Conjunction Junction, What's Your Function?

Conjunction Junction, what's your function?
Hookin'-up cars and makin' 'em function.
Conjunction Junction, how's that function?
I like tyin' up words and phrases and clauses.

- Schoolhouse Rock
I knew that if changed the article system I would end up changing the conjunction system as well. I was hoping to declare my independence from articles altogether, because the final Dublex article system that I had come up with was way too complex, with 48 (!) different forms. Unfortunately, I finally decided that articles do play an important role in Novvocu, though I simplified things by removing obligatory number marking, by breaking out demonstrative adjectives and by using the no particle for genitive pronouns. The current article system has just six forms: un (indefinite), al (introductory), {null} (continuing), em (general), ir (partitive) and ot (negative), one of which signifies its meaning by being omitted. I had originally considered something more naturalistic, such as definite articles of al (from Arabic), el (from Spanish), il (from Italian) and ol (invented), but those forms are harder to remember being so close together in shape, so -- except for un (Romance) and the aforementioned al -- I just arbitrarily invented forms that differ from one another in both vowel and consonant.

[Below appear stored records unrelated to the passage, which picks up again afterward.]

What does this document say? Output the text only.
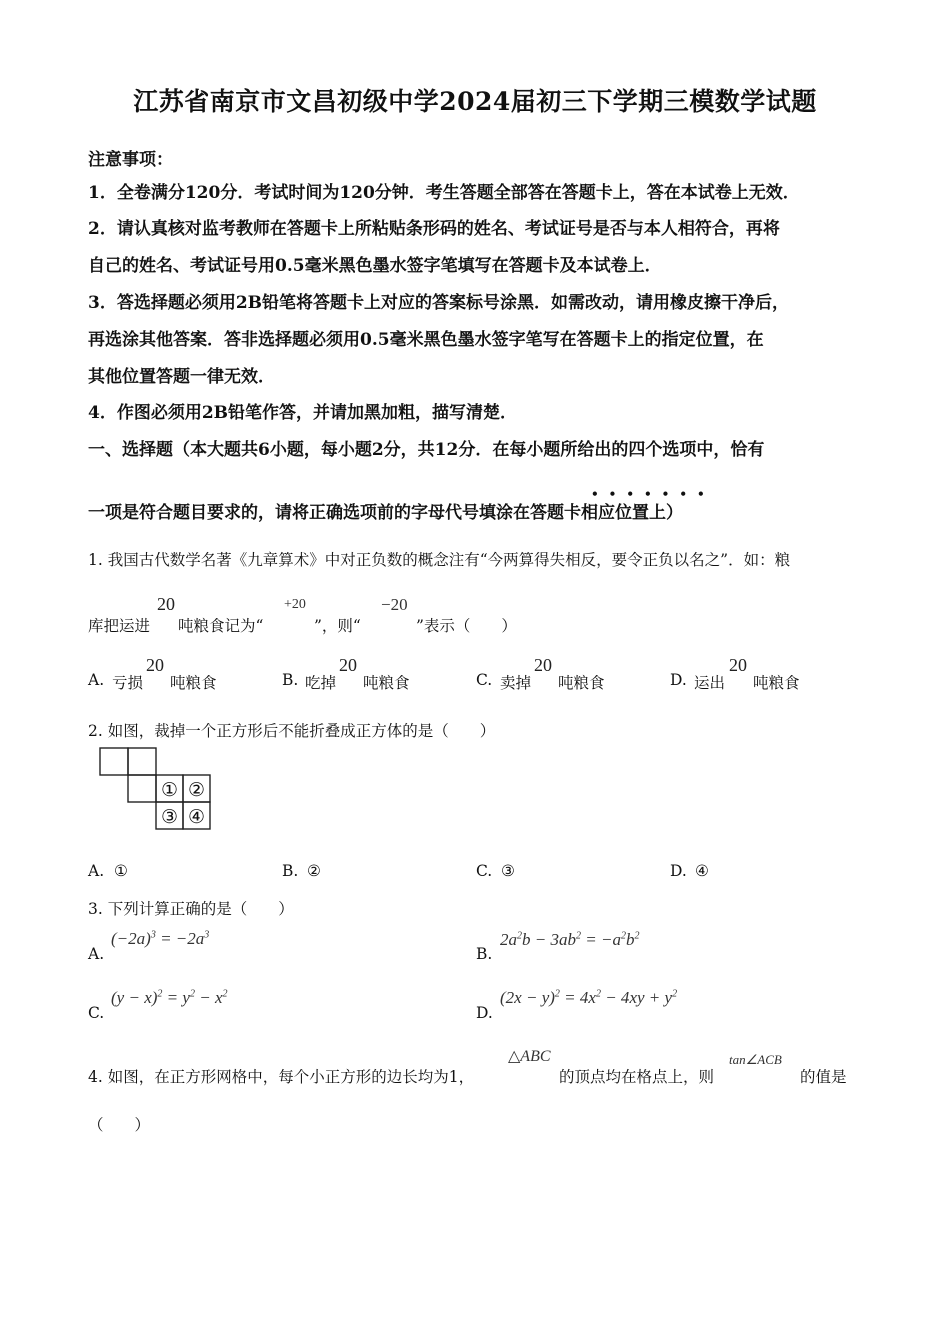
江苏省南京市文昌初级中学2024届初三下学期三模数学试题
注意事项：
1．全卷满分120分．考试时间为120分钟．考生答题全部答在答题卡上，答在本试卷上无效．
2．请认真核对监考教师在答题卡上所粘贴条形码的姓名、考试证号是否与本人相符合，再将
自己的姓名、考试证号用0.5毫米黑色墨水签字笔填写在答题卡及本试卷上．
3．答选择题必须用2B铅笔将答题卡上对应的答案标号涂黑．如需改动，请用橡皮擦干净后，
再选涂其他答案．答非选择题必须用0.5毫米黑色墨水签字笔写在答题卡上的指定位置，在
其他位置答题一律无效．
4．作图必须用2B铅笔作答，并请加黑加粗，描写清楚．
一、选择题（本大题共6小题，每小题2分，共12分．在每小题所给出的四个选项中，恰有
•••••••
一项是符合题目要求的，请将正确选项前的字母代号填涂在答题卡相应位置上）
1. 我国古代数学名著《九章算术》中对正负数的概念注有“今两算得失相反，要令正负以名之”．如：粮
库把运进
20
吨粮食记为“
+20
”，则“
−20
”表示（　　）
A. 亏损
20
吨粮食	B. 吃掉
20
吨粮食	C. 卖掉
20
吨粮食	D. 运出
20
吨粮食
2. 如图，裁掉一个正方形后不能折叠成正方体的是（　　）
① ②
③ ④
A. ①	B. ②	C. ③	D. ④
3. 下列计算正确的是（　　）
A.
$(-2a)^3 = -2a^3$
B.
$2a^2b - 3ab^2 = -a^2b^2$
C.
$(y - x)^2 = y^2 - x^2$
D.
$(2x - y)^2 = 4x^2 - 4xy + y^2$
4. 如图，在正方形网格中，每个小正方形的边长均为1，
△ABC
的顶点均在格点上，则
tan∠ACB
的值是
（　　）
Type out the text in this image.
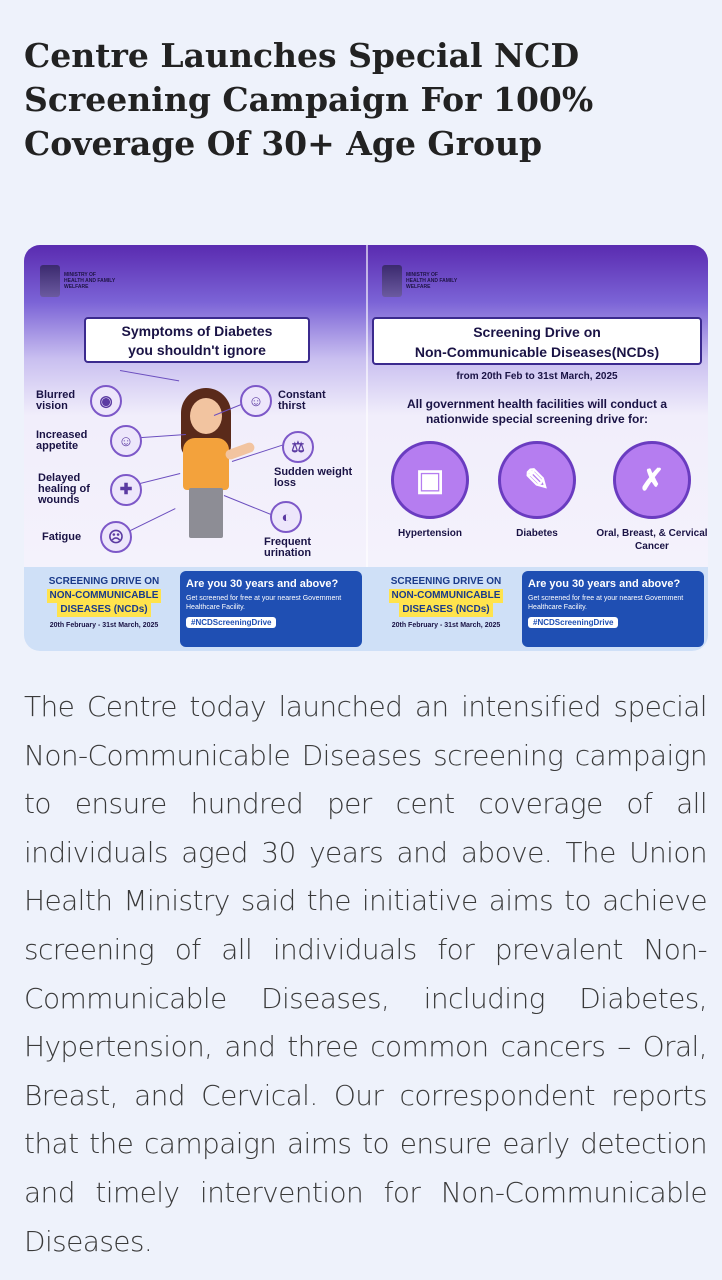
Centre Launches Special NCD Screening Campaign For 100% Coverage Of 30+ Age Group
MINISTRY OF HEALTH AND FAMILY WELFARE
Symptoms of Diabetes
you shouldn't ignore
Blurred vision	◉
Increased appetite	☺
Delayed healing of wounds
✚
Fatigue	☹
☺	Constant thirst
⚖
Sudden weight loss
◐
Frequent urination
SCREENING DRIVE ON
NON-COMMUNICABLE
DISEASES (NCDs)
20th February - 31st March, 2025
Are you 30 years and above?
Get screened for free at your nearest Government Healthcare Facility.
#NCDScreeningDrive
MINISTRY OF HEALTH AND FAMILY WELFARE
Screening Drive on
Non-Communicable Diseases(NCDs)
from 20th Feb to 31st March, 2025
All government health facilities will conduct a nationwide special screening drive for:
▣
Hypertension
✎
Diabetes
✗
Oral, Breast, & Cervical Cancer
SCREENING DRIVE ON
NON-COMMUNICABLE
DISEASES (NCDs)
20th February - 31st March, 2025
Are you 30 years and above?
Get screened for free at your nearest Government Healthcare Facility.
#NCDScreeningDrive

The Centre today launched an intensified special Non-Communicable Diseases screening campaign to ensure hundred per cent coverage of all individuals aged 30 years and above. The Union Health Ministry said the initiative aims to achieve screening of all individuals for prevalent Non-Communicable Diseases, including Diabetes, Hypertension, and three common cancers – Oral, Breast, and Cervical. Our correspondent reports that the campaign aims to ensure early detection and timely intervention for Non-Communicable Diseases.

The decision to include articles as VC forms prompted me to change conjunctions to VCC forms, because I want to make it easy to distinguish part of speech by word form, and -- since conjunctions are less often used than articles -- they should be the longer forms. The new conjunctions are:
ont: not -- a prefix conjunction that inverts its condition (true > false, false > true)
ecs: and -- an infix conjunction that returns true only if both its conditions are true;; also, too -- a prefix conjunction that returns true if its condition is true but also indicates that its condition is in addition to previous conditions
arp: or, and/or -- an infix conjunction that returns true if one or the other or both of the conditions are true
ild: xor, exclusive or -- an infix conjunction that returns true if one or the other condition is true but not both
umb: nor, neither...nor -- an infix conjunction that returns true only if neither of its conditions is true

The words were designed as a system, and to improve memorizability each begins with a different vowel and each uses two unique consonants. The only one with any basis in another language is ont, from Dublex nont. I chose the other forms on purely subjective reasons: each sounded to me like it conveyed its meaning. Since I had five vowels available, I added one more conjunction, umb (the /-b/ in /umb/ is pronounced), "neither...nor", since ild is really a stricter version of "either..or" and could benefit from a counterpart. The conjunction umb is less verbose than the alternative: citab umb pap, "neither book nor paper", which has the same logical meaning as ont citab ecs ont pap, "not book and not paper".

The other change I made was to explicitly distinguish two roles: prefix (e.g., ont citab) and infix (e.g., citab ecs pap), and to give ecs a prefix meaning ("also, as well"; ecs citab, "book, too"). If I was going to have a prefix meaning, it seemed, um, logical, to have another conjunction that could be used as a prefix.

Note that "but" is really just an emphatic form of "and": ont un citab ecs un pap would be translated "not a book but a paper".

"Conjunction Junction, what's their function? I got And, But, and Or. They'll get you pretty far."